Widely admired for his business savvy, Tisch also had his critics. Some questioned the Loews acquisition of Lorillard, noting that the Tisch brothers considered the take-over just another business deal and had no qualms about the public health implications of the company’s principal product, cigarettes. In Three Blind Mice: How the TV Networks Lost Their Way (1991), a detailed analysis of the inner workings of the three major television networks, the author Ken Auletta noted that many directors of the board of the Columbia Broadcasting System (CBS) were suspicious of the Tisch brothers, who in the 1980s acquired a 25 percent stake in the company. Some directors considered the brothers—Larry was the chief executive officer of CBS for a time, and Bob was appointed to the board—entrepreneurial businessmen who were more interested in turning a profit than in improving the nation’s premier television network and acknowledged leader in network news. Although Bob Tisch was regarded as the brother with “the more human face,” some CBS executives viewed both with contempt.
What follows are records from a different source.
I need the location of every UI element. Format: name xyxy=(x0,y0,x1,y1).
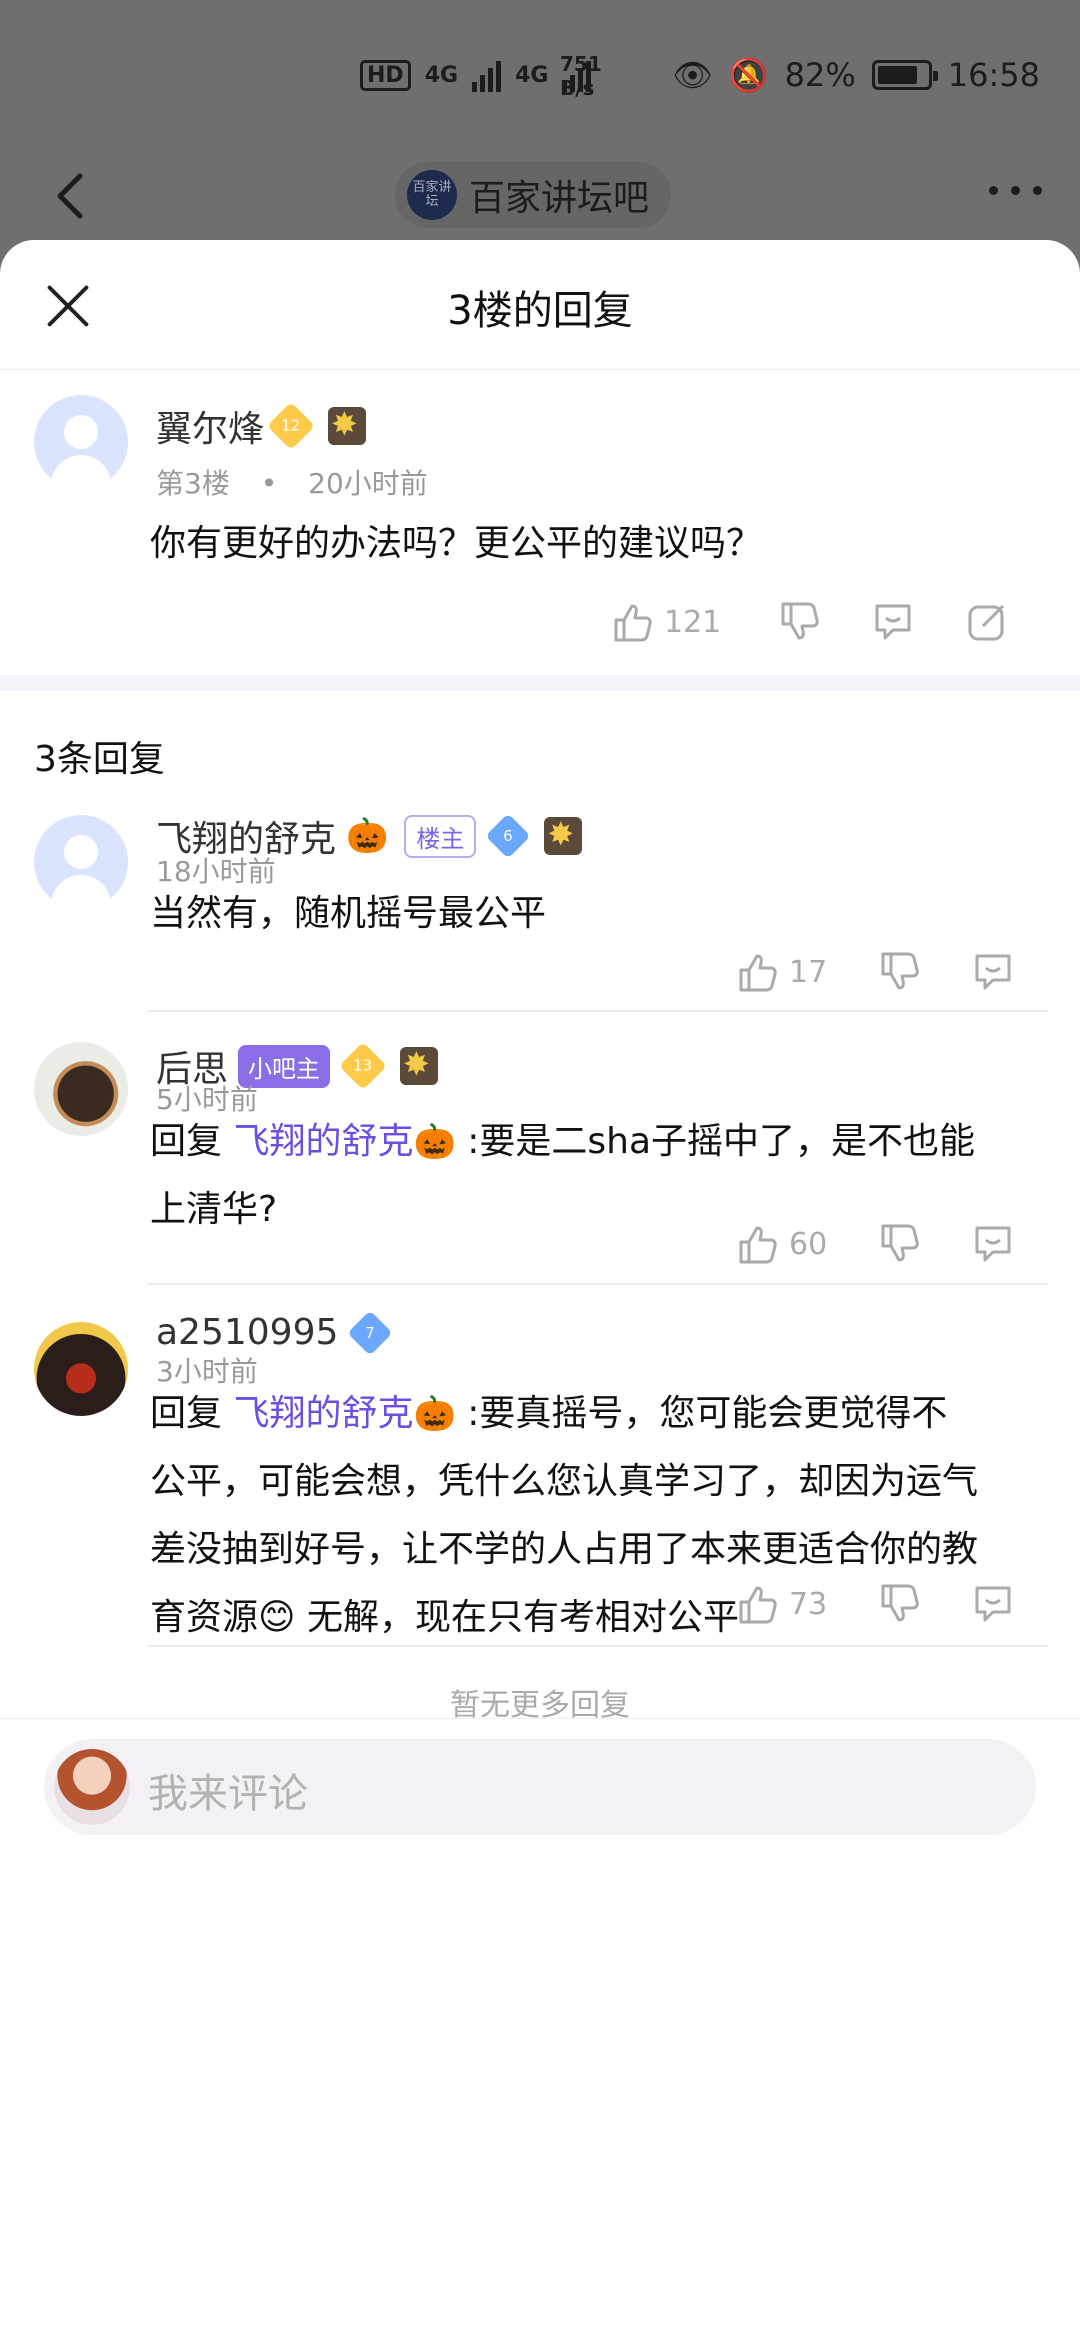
level-badge: 7 xyxy=(347,1309,394,1356)
eye-icon: 👁 xyxy=(672,56,713,94)
status-bar: HD 4G 4G 751 B/s 👁 🔕 82% 16:58 xyxy=(0,0,1080,150)
network-speed: 751 B/s xyxy=(560,52,602,100)
level-badge: 13 xyxy=(338,1041,388,1091)
dislike-icon[interactable] xyxy=(877,950,921,994)
mention-link[interactable]: 飞翔的舒克 xyxy=(233,1121,413,1162)
like-button[interactable]: 73 xyxy=(735,1582,827,1626)
like-icon xyxy=(735,1582,779,1626)
nav-bar: 百家讲坛 百家讲坛吧 xyxy=(0,150,1080,240)
avatar[interactable] xyxy=(34,1042,128,1136)
net-type-2: 4G xyxy=(515,62,549,88)
dislike-icon[interactable] xyxy=(777,600,821,644)
medal-icon xyxy=(328,405,367,445)
like-button[interactable]: 60 xyxy=(735,1222,827,1266)
dislike-icon[interactable] xyxy=(877,1582,921,1626)
like-count: 73 xyxy=(789,1586,828,1622)
comment-icon[interactable] xyxy=(971,950,1015,994)
like-button[interactable]: 121 xyxy=(610,600,721,644)
dislike-icon[interactable] xyxy=(877,1222,921,1266)
section-divider xyxy=(0,675,1080,691)
status-right: 👁 🔕 82% 16:58 xyxy=(672,56,1040,94)
comment-input[interactable]: 我来评论 xyxy=(44,1739,1036,1835)
medal-icon xyxy=(544,815,583,855)
comment-icon[interactable] xyxy=(971,1222,1015,1266)
post-actions: 121 xyxy=(610,600,1009,644)
avatar[interactable] xyxy=(34,815,128,909)
medal-icon xyxy=(400,1045,439,1085)
smile-emoji: 😊 xyxy=(258,1597,296,1638)
pumpkin-icon: 🎃 xyxy=(346,816,389,856)
like-icon xyxy=(735,1222,779,1266)
owner-badge: 楼主 xyxy=(404,814,477,858)
share-icon[interactable] xyxy=(965,600,1009,644)
comment-placeholder: 我来评论 xyxy=(148,1771,308,1817)
reply-divider xyxy=(148,1010,1048,1012)
battery-percent: 82% xyxy=(784,56,856,94)
more-icon[interactable] xyxy=(989,186,1042,195)
like-count: 17 xyxy=(789,954,828,990)
reply-author[interactable]: a2510995 7 xyxy=(156,1309,394,1356)
network-indicators: HD 4G 4G xyxy=(360,58,592,92)
comment-footer: 我来评论 xyxy=(0,1718,1080,1848)
my-avatar xyxy=(54,1749,130,1825)
level-badge: 6 xyxy=(485,813,531,859)
avatar[interactable] xyxy=(34,395,128,489)
like-icon xyxy=(610,600,654,644)
reply-divider xyxy=(148,1645,1048,1647)
forum-link[interactable]: 百家讲坛 百家讲坛吧 xyxy=(395,162,672,228)
comment-icon[interactable] xyxy=(871,600,915,644)
sheet-header: 3楼的回复 xyxy=(0,240,1080,370)
pumpkin-icon: 🎃 xyxy=(413,1394,456,1434)
post-author[interactable]: 翼尔烽 12 xyxy=(156,400,367,452)
floor-label: 第3楼 xyxy=(156,467,230,500)
reply-divider xyxy=(148,1283,1048,1285)
reply-actions: 60 xyxy=(735,1222,1015,1266)
sheet-title: 3楼的回复 xyxy=(447,288,633,334)
mute-bell-icon: 🔕 xyxy=(728,56,769,94)
net-type-1: 4G xyxy=(424,62,459,88)
avatar[interactable] xyxy=(34,1322,128,1416)
post-time: 20小时前 xyxy=(308,467,428,500)
forum-logo: 百家讲坛 xyxy=(407,170,457,220)
pumpkin-icon: 🎃 xyxy=(413,1122,456,1162)
like-count: 121 xyxy=(664,604,722,640)
reply-sheet: 3楼的回复 翼尔烽 12 第3楼 • 20小时前 你有更好的办法吗？更公平的建议… xyxy=(0,240,1080,2340)
like-count: 60 xyxy=(789,1226,828,1262)
comment-icon[interactable] xyxy=(971,1582,1015,1626)
clock: 16:58 xyxy=(947,56,1040,94)
battery-icon xyxy=(871,60,938,90)
level-badge: 12 xyxy=(266,401,316,451)
reply-content: 当然有，随机摇号最公平 xyxy=(150,893,547,934)
reply-count: 3条回复 xyxy=(34,739,165,780)
username: a2510995 xyxy=(156,1312,339,1353)
username: 翼尔烽 xyxy=(156,409,265,450)
post-content: 你有更好的办法吗？更公平的建议吗？ xyxy=(150,523,763,564)
mention-link[interactable]: 飞翔的舒克 xyxy=(233,1393,413,1434)
reply-actions: 73 xyxy=(735,1582,1015,1626)
post-meta: 第3楼 • 20小时前 xyxy=(156,467,428,500)
reply-actions: 17 xyxy=(735,950,1015,994)
signal-icon xyxy=(472,58,502,92)
back-icon[interactable] xyxy=(42,166,102,226)
hd-icon: HD xyxy=(360,59,411,91)
like-icon xyxy=(735,950,779,994)
forum-name: 百家讲坛吧 xyxy=(469,178,650,219)
like-button[interactable]: 17 xyxy=(735,950,827,994)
In 1991 Tisch’s career took a different trajectory when he became co-owner of the New York Giants football team. Tisch scaled back his other business activities and became a dedicated sports executive, serving as the Giants’ chairman and co-chief executive officer until his death. Wellington Mara, the other co-owner of the Giants, died on 25 October 2005, just three weeks before Tisch. As co-owner, Tisch became one of the most respected business leaders in sports. He was a fully engaged team owner who contributed his expertise to front-office management, helping streamline the Giants’ business practices. He was a regular at his Giants Stadium office and attended every home and away game as his health permitted. Of all the jobs Tisch ever held, this was the one he enjoyed most.
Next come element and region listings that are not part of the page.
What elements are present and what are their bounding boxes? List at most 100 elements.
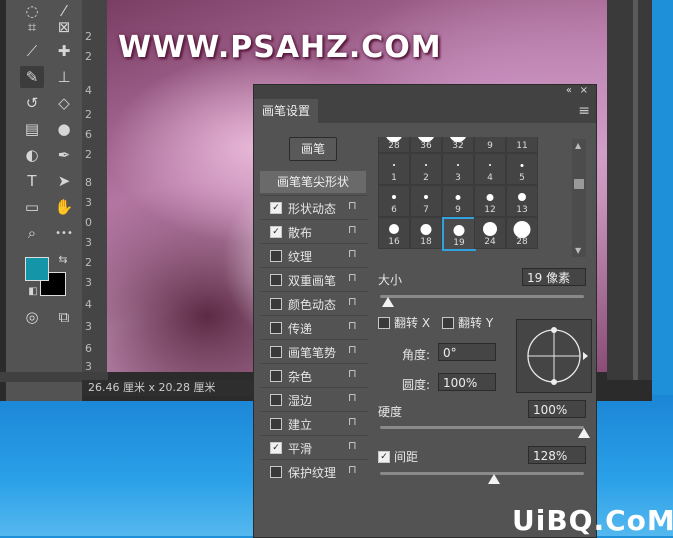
option-checkbox[interactable]: ✓ <box>270 442 282 454</box>
option-checkbox[interactable] <box>270 394 282 406</box>
lock-icon[interactable]: ⊓ <box>348 439 357 452</box>
brush-tip-shape-option[interactable]: 画笔笔尖形状 <box>260 171 366 193</box>
screen-mode-icon[interactable]: ⧉ <box>52 306 76 328</box>
frame-icon[interactable]: ⊠ <box>52 16 76 38</box>
spacing-slider-thumb[interactable] <box>488 474 501 484</box>
tip-grid-scrollbar[interactable]: ▲ ▼ <box>572 139 586 257</box>
quick-mask-icon[interactable]: ◎ <box>20 306 44 328</box>
option-checkbox[interactable] <box>270 370 282 382</box>
brush-tip[interactable]: 18 <box>410 217 442 249</box>
size-slider-track[interactable] <box>380 295 584 298</box>
scrollbar-thumb[interactable] <box>574 179 584 189</box>
lock-icon[interactable]: ⊓ <box>348 223 357 236</box>
panel-divider[interactable] <box>633 0 638 380</box>
blur-icon[interactable]: ● <box>52 118 76 140</box>
eraser-icon[interactable]: ◇ <box>52 92 76 114</box>
spacing-checkbox[interactable]: ✓ <box>378 451 390 463</box>
option-checkbox[interactable] <box>270 346 282 358</box>
history-brush-icon[interactable]: ↺ <box>20 92 44 114</box>
spacing-slider-track[interactable] <box>380 472 584 475</box>
option-checkbox[interactable] <box>270 418 282 430</box>
size-slider-thumb[interactable] <box>382 297 395 307</box>
brush-tip[interactable]: 9 <box>474 137 506 153</box>
size-input[interactable]: 19 像素 <box>522 268 586 286</box>
option-checkbox[interactable] <box>270 466 282 478</box>
scroll-up-icon[interactable]: ▲ <box>575 141 581 150</box>
option-checkbox[interactable] <box>270 250 282 262</box>
option-checkbox[interactable] <box>270 274 282 286</box>
brush-tip[interactable]: 16 <box>378 217 410 249</box>
flip-x-checkbox[interactable] <box>378 317 390 329</box>
brush-tip[interactable]: 36 <box>410 137 442 153</box>
brush-tip[interactable]: 4 <box>474 153 506 185</box>
brush-icon[interactable]: ✎ <box>20 66 44 88</box>
swap-colors-icon[interactable]: ⇆ <box>56 252 70 266</box>
brush-tip[interactable]: 6 <box>378 185 410 217</box>
lock-icon[interactable]: ⊓ <box>348 247 357 260</box>
option-row[interactable]: 建立 ⊓ <box>260 411 368 436</box>
brush-tip[interactable]: 9 <box>442 185 474 217</box>
brush-tip[interactable]: 2 <box>410 153 442 185</box>
panel-menu-icon[interactable]: ≡ <box>578 103 590 119</box>
option-row[interactable]: 颜色动态 ⊓ <box>260 291 368 316</box>
angle-roundness-widget[interactable] <box>516 319 592 393</box>
brush-tip[interactable]: 7 <box>410 185 442 217</box>
path-select-icon[interactable]: ➤ <box>52 170 76 192</box>
roundness-input[interactable]: 100% <box>438 373 496 391</box>
option-row[interactable]: 保护纹理 ⊓ <box>260 459 368 484</box>
type-icon[interactable]: T <box>20 170 44 192</box>
tab-brush-settings[interactable]: 画笔设置 <box>254 99 319 123</box>
brush-tip[interactable]: 28 <box>506 217 538 249</box>
default-colors-icon[interactable]: ◧ <box>26 284 40 298</box>
option-row[interactable]: ✓ 散布 ⊓ <box>260 219 368 244</box>
pen-icon[interactable]: ✒ <box>52 144 76 166</box>
panel-header-bar[interactable]: « × <box>254 85 596 99</box>
option-checkbox[interactable]: ✓ <box>270 202 282 214</box>
spacing-input[interactable]: 128% <box>528 446 586 464</box>
brush-tip[interactable]: 32 <box>442 137 474 153</box>
brush-tip[interactable]: 28 <box>378 137 410 153</box>
brush-tip[interactable]: 13 <box>506 185 538 217</box>
flip-y-checkbox[interactable] <box>442 317 454 329</box>
brush-tip[interactable]: 24 <box>474 217 506 249</box>
option-row[interactable]: 杂色 ⊓ <box>260 363 368 388</box>
lock-icon[interactable]: ⊓ <box>348 295 357 308</box>
hardness-slider-thumb[interactable] <box>578 428 590 438</box>
lock-icon[interactable]: ⊓ <box>348 367 357 380</box>
option-row[interactable]: 纹理 ⊓ <box>260 243 368 268</box>
lock-icon[interactable]: ⊓ <box>348 463 357 476</box>
hardness-input[interactable]: 100% <box>528 400 586 418</box>
document-size-status[interactable]: 26.46 厘米 x 20.28 厘米 <box>82 380 263 396</box>
brush-tip[interactable]: 5 <box>506 153 538 185</box>
collapse-icon[interactable]: « <box>566 85 572 96</box>
option-checkbox[interactable] <box>270 322 282 334</box>
eyedropper-icon[interactable]: ⟋ <box>20 40 44 62</box>
brush-tip[interactable]: 11 <box>506 137 538 153</box>
brush-tip[interactable]: 1 <box>378 153 410 185</box>
lock-icon[interactable]: ⊓ <box>348 319 357 332</box>
gradient-icon[interactable]: ▤ <box>20 118 44 140</box>
scroll-down-icon[interactable]: ▼ <box>575 246 581 255</box>
heal-icon[interactable]: ✚ <box>52 40 76 62</box>
option-row[interactable]: 湿边 ⊓ <box>260 387 368 412</box>
lock-icon[interactable]: ⊓ <box>348 199 357 212</box>
dodge-icon[interactable]: ◐ <box>20 144 44 166</box>
more-icon[interactable]: ••• <box>52 222 76 244</box>
hand-icon[interactable]: ✋ <box>52 196 76 218</box>
option-row[interactable]: 双重画笔 ⊓ <box>260 267 368 292</box>
hardness-slider-track[interactable] <box>380 426 584 429</box>
shape-icon[interactable]: ▭ <box>20 196 44 218</box>
option-checkbox[interactable] <box>270 298 282 310</box>
angle-input[interactable]: 0° <box>438 343 496 361</box>
lock-icon[interactable]: ⊓ <box>348 343 357 356</box>
brush-tip[interactable]: 19 <box>442 217 476 251</box>
foreground-color-swatch[interactable] <box>25 257 49 281</box>
stamp-icon[interactable]: ⊥ <box>52 66 76 88</box>
close-icon[interactable]: × <box>580 85 588 96</box>
brush-tip[interactable]: 3 <box>442 153 474 185</box>
lock-icon[interactable]: ⊓ <box>348 271 357 284</box>
option-row[interactable]: ✓ 平滑 ⊓ <box>260 435 368 460</box>
option-checkbox[interactable]: ✓ <box>270 226 282 238</box>
brush-tip[interactable]: 12 <box>474 185 506 217</box>
lock-icon[interactable]: ⊓ <box>348 415 357 428</box>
Tisch matched his business accomplishments with comparable achievements in philanthropy and public service. A legendary giver, Tisch made multimillion dollar contributions to numerous organizations, including the University of Michigan, New York University, Duke University, and New York City’s Central Park Zoo. He played a major role in New York’s business and civic life, serving an unprecedented nineteen years as head of the city’s Convention and Visitor’s Bureau and ten years as a founding member of the board and chairman of City-Meals-on-Wheels. In 2000 Tisch founded Take the Field, a nonprofit organization that built forty-three state-of-the-art athletic facilities for New York City public schools. He raised more than $130 million in public and private funding for the project. Tisch died in his Manhattan home of brain cancer, leaving his wife of fifty-seven years and their three children. David Oliver, writing for a Giants fan website, said that for all his success and immense wealth, Tisch was a caring man, a man of the people “in a way few owners of any enterprise are.”
Ken Auletta, Three Blind Mice: How the TV Networks Lost Their Way (1991), discusses in some detail the Tisch brothers’ involvement with CBS. Obituaries are in the New York Times (16 Nov. 2005) and Washington Post (18 Nov. 2005).